Ehh... troche to komplikujące zycie, fakt, ale w zyciu nie pozbyłabym sie mojej Fasoliny :-)
Na nastepnej wizycie zapewne ustalona zostanie płeć... i aż sie nie mogę doczekac pierwszego wyczuwalnego kopniaka!:-D

Pozdrawiam wszystkie "podwójne" licealistki. ;-)
Nie ma co, dziecko ma zapewniony rozwój edukacyjny od stanu embrionalnego! :-D
 
Patisa - podoba mi się Twoje zdrowe i dość dojrzałe podejście do swojej ciąży :)
Jednak moim zdaniem lepiej, żeby nauczyciele wiedzieli, w czym rzecz, żeby nie dostali szoku na maturze - szczególnie chodzi mi o egzaminy ustne, bo wtedy wszystko w ich rękach, a wiadomo, że ludzie są różni i różne mają podejścia do tego typu sytuacji. Sama miałam w klasie w liceum koleżankę, która urodziła dzień po maturze z polskiego ;)
 
Dziewczyny mam do was ogromną prośbę, właśnie piszę pracę mgr i potrzebuję chętnych do wypełnienia krótkiej ankiety o nastoletnich mamach, zajmie Wam to ok 5 min, a mi naprawdę bardzo pomoże, dodam że sama jestem młodą mamą. Bardzo bym była wdzięczna za pomoc
001.gif


Piszcie to Wam prześlę edyycia007@wp.pl
Z góry wielkie dzięki!
 
Też byłam w ciąży jak chodziłam do liceum i u mnie sprawa inaczej wyglądała.
Dużo os się za mną wstawiło żebym mogła chodzić do szkoły, ale niestety Panu Dyrektorowi to nie odpowiadało i stwierdził że szkoła dla mnie to zawodówa w moim stanie a nie Technikum;/
Na szczęscie znalazłam Liceum wieczorowe w moim mieście i dobrze się skończyło;)
 
jak zaszłam w ciąże kończyłam drugą klase zawodówki.
w szkole było rewelacyjnie, akurat się zdarzyło tak że koleżanka z klasy też zaszła.
Miałyśmy ulgę, nauczyciele szli nam na rękę. Koledzy i koleżanki pomagali.
Ale ja wiedziałam że nie mam się czym przejmować. bo moja szkoła była przyjazna ciężarnym uczennicą.
Zwalniali mnie z 10 minut lekcji abym mogła zdążyć na pociąg.
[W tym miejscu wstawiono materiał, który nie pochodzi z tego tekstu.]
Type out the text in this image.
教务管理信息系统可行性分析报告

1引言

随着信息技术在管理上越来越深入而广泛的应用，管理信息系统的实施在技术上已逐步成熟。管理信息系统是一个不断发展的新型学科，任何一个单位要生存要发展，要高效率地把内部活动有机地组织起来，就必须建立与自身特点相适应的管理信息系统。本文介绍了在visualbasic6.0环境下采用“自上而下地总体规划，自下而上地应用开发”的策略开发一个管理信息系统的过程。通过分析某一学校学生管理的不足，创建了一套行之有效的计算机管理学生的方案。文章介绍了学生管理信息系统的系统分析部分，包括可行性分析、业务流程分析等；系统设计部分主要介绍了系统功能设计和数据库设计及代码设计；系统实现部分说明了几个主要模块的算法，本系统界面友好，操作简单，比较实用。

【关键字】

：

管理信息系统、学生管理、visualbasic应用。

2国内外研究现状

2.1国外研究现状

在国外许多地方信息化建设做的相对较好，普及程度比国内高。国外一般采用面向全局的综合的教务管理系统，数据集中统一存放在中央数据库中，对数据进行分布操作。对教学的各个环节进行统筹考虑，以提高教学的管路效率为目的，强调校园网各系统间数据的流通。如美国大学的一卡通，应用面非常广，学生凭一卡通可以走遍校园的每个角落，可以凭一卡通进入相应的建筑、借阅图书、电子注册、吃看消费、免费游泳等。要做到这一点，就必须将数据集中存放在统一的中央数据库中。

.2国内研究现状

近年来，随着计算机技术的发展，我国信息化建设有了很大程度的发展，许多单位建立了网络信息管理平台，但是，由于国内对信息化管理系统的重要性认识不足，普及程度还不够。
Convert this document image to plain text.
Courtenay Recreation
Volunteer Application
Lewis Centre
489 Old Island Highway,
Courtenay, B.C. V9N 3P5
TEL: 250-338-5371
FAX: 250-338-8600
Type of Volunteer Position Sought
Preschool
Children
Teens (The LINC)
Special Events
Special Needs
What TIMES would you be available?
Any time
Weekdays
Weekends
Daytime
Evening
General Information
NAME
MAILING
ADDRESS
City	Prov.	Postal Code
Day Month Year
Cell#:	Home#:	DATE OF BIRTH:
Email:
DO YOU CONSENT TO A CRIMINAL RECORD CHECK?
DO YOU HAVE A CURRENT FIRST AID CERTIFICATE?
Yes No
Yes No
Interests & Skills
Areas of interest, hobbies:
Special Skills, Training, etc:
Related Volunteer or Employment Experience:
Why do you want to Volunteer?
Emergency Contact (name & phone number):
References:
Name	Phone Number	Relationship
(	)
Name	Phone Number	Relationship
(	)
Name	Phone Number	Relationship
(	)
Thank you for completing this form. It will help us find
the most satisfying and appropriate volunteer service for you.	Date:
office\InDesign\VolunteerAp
Miło wspominam ten czas.
 
Cześć dziewczyny :) Za 3 miesiące kończę 18 lat i właśnie dowiedziałam się, że jestem w 4 tygodniu ciąży. Boję się jak na to zareaguje moja szkoła. Możecie mi cos doradzić? :)
 
hej olciakika. ja o swojej ciazy dowiedzialam sie pod koniec 2 klasy liceum. powiedzialam swojej wychowawczyni, troche z nia pogadalam, a ona powiedziala o tym dyrektorowi. ogolnie nie bylo nic w stylu rozmowy z pedagogiem czy cos.. balam sie ze mnie wyrzuca, ale wszystko bylo w porzadku. mialam nauki indywidualne ze wzgledu na to ze grozil mi wczesny porod i musialam lezec w domu. teraz mam skonczone liceum, maturke napisana (mam nadzieje ze zdana) i slicznego synka.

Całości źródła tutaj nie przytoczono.